Methanol and acetonitrile are the most common strong solvents used in reverse phase HPLC, and the chemical differences between them can cause selectivity and resolution to differ depending on which one is used. For example, methanol is polar-protic while acetonitrile is polar-aprotic with a stronger dipole moment.² Due to these differences, if you’re having trouble resolving peaks with one solvent, switching to a different strong solvent could do the trick. Just keep in mind that acetonitrile has a greater elution strength than methanol, meaning greater %B of methanol will be needed to elute compounds in the same amount of time as acetonitrile.³ Additionally, methanol and acetonitrile can be mixed together to further fine-tune the selectivity of the strong solvent. 

Another tool you have to work with when designing your solvent system is pH, which is controlled with the addition of buffers like trifluoroacetic acid (TFA) or ammonium salts. Acidic compounds are deionized in a mobile phase about 2 pH units below their pKa, while basic compounds are deionized at about 2 pH units above their pKa.⁴ Deionized compounds will be more strongly retained, which can result in better separation of coeluting analytes.⁵ Thus, adjusting the pH based on the pKa of the target compound or compounds is another strategy you should take advantage of when optimizing your method. Ensure that the buffers used are volatile enough to be easy removal after fraction collection, and that the pH of the mobile phase falls within the acceptable range for the column you are using. Typical silica-based compounds will usually tolerate a pH range around 2-8, while non-silica columns or silica columns with specially designed ligands will provide more flexibility in terms of buffer use.⁴

2. Plan for Scale-up Ahead of Time

Once you have perfected your mobile phase, tuned parameters like flow rate, temperature and gradient, performed loading studies for your sample and determined the dwell volumes of your prep and analytical systems, you will now need to scale your method up from an analytical column to a preparative column using a series of well-established equations. The availability of scale up calculators can greatly simplify this process, but planning in advance can make scale up even easier and ensure a smooth transition to the preparative scale.
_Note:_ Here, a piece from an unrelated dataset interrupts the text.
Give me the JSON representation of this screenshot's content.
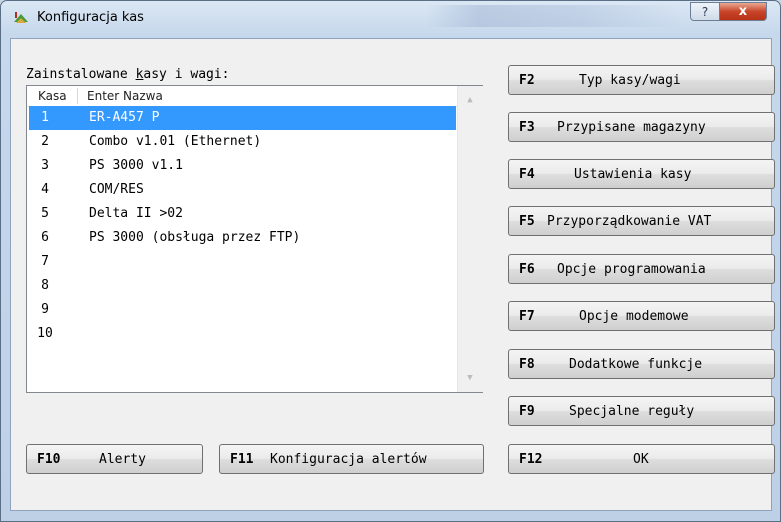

The path to easy scale-up begins with column selection, as there is a lower chance of unexpected results when the analytical and prep columns are as similar as possible. For any analytical column you use for method development, you should seek to ensure there are preparative columns available with the same stationary phase chemistry, particle size and column length.⁶ When these elements are kept the same at both the analytical and preparative scale, scaling up is much more straightforward with less “moving parts,” reducing the chances for error and unexpected hurdles. It is possible to accommodate for a difference in particle size by maintaining the ratio between column length and particle size (L/dp) between methods, but identical column chemistry is especially key for maintaining separation beformance between the different columns.
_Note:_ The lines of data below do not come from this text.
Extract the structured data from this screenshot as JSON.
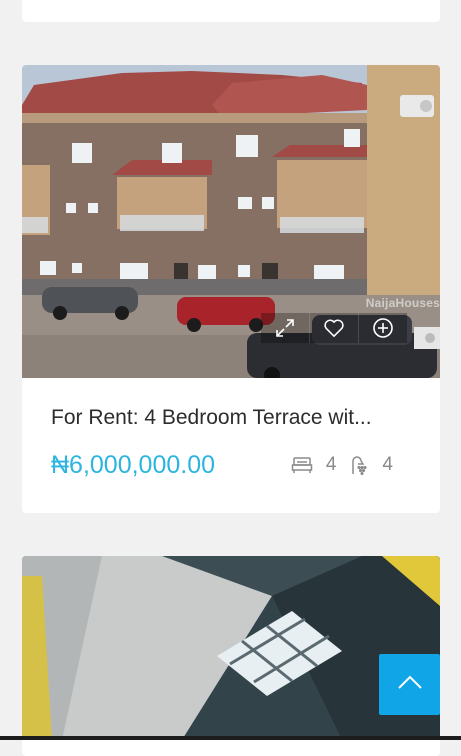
{
  "listing": {
    "title": "For Rent: 4 Bedroom Terrace wit...",
    "price": "₦6,000,000.00",
    "bedrooms": "4",
    "bathrooms": "4",
    "watermark": "NaijaHouses"
  },
  "icons": {
    "expand": "expand-icon",
    "favorite": "heart-icon",
    "compare": "plus-circle-icon",
    "bed": "bed-icon",
    "bath": "shower-icon",
    "scroll_top": "chevron-up-icon"
  },
  "colors": {
    "price": "#2db5e0",
    "scroll_top_bg": "#0fa5e6",
    "page_bg": "#f1f1f1"
  }
}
It is also important to consider the capabilities of your preparative system hardware while developing your method at the analytical scale. You do not want to set up the perfect analytical-scale method only to hit a wall when attempting to scale-up, due the pressure and injection needs of the new method exceeding system capabilities. It can be useful to consider what your goals will be at the preparative scale (such as yield, purity and throughput), take into account the capabilities of your pump, autoinjector and other hardware, and work backward to tailor your method within parameters that will suit system capacities. If you find that your goals can not be realistically met within these limitations, it may be time to consider some system upgrades.
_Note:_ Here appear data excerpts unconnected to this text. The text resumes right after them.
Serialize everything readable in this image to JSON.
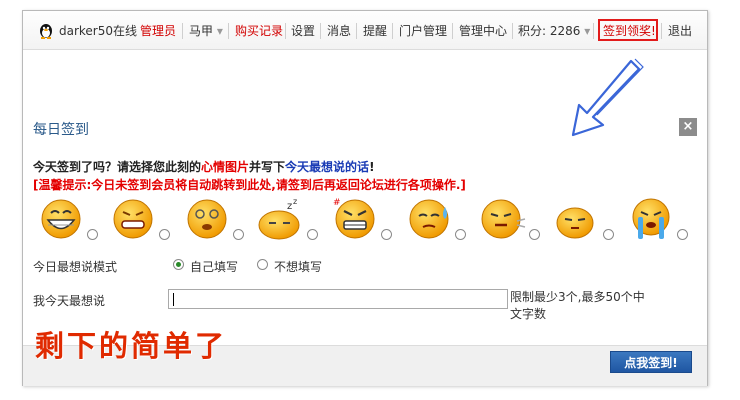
{
  "topbar": {
    "username": "darker50",
    "online": "在线",
    "admin": "管理员",
    "vest": "马甲",
    "purchase": "购买记录",
    "settings": "设置",
    "messages": "消息",
    "reminder": "提醒",
    "portal_admin": "门户管理",
    "admin_center": "管理中心",
    "points": "积分: 2286",
    "signin_reward": "签到领奖!",
    "logout": "退出"
  },
  "dialog": {
    "title": "每日签到",
    "close": "×",
    "question_part1": "今天签到了吗？请选择您此刻的",
    "question_mood": "心情图片",
    "question_part2": "并写下",
    "question_word": "今天最想说的话",
    "question_end": "!",
    "tip": "[温馨提示:今日未签到会员将自动跳转到此处,请签到后再返回论坛进行各项操作.]",
    "emotions": [
      "happy",
      "sad",
      "dizzy",
      "sleepy",
      "angry",
      "sweat",
      "wronged",
      "shy",
      "crying"
    ],
    "mode_label": "今日最想说模式",
    "mode_option_self": "自己填写",
    "mode_option_none": "不想填写",
    "say_label": "我今天最想说",
    "say_value": "",
    "limit_text": "限制最少3个,最多50个中文字数",
    "submit": "点我签到!"
  },
  "overlay_text": "剩下的简单了",
  "colors": {
    "accent_red": "#e40000",
    "title_blue": "#2b5a8a",
    "button_blue": "#1f56a2"
  }
}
3. Take Special Care When Working with Large Solvent Volumes

By its nature, preparative HPLC involves a much higher volume of solvent being used, increasing the safety risks associated with organic solvents like acetonitrile and methanol.⁷ Therefore, extra precautions must be taken to prevent and manage spills and leaks. It is highly recommended to use an HPLC system with built-in leak detection, and fortunately most modern systems are equipped with leak sensors. However, it is still important to remain vigilant and regularly inspect the system for possible leaks, as even miniscule leaks can become a larger problem if the issue is not resolved. Regular maintenance should be performed to mitigate issues that can lead to leaks, such as loose fittings or build-ups and blockages. If you notice problems during a run, such as a drop in pressure or distorted peak shape, check to make sure that leakage is not the culprit.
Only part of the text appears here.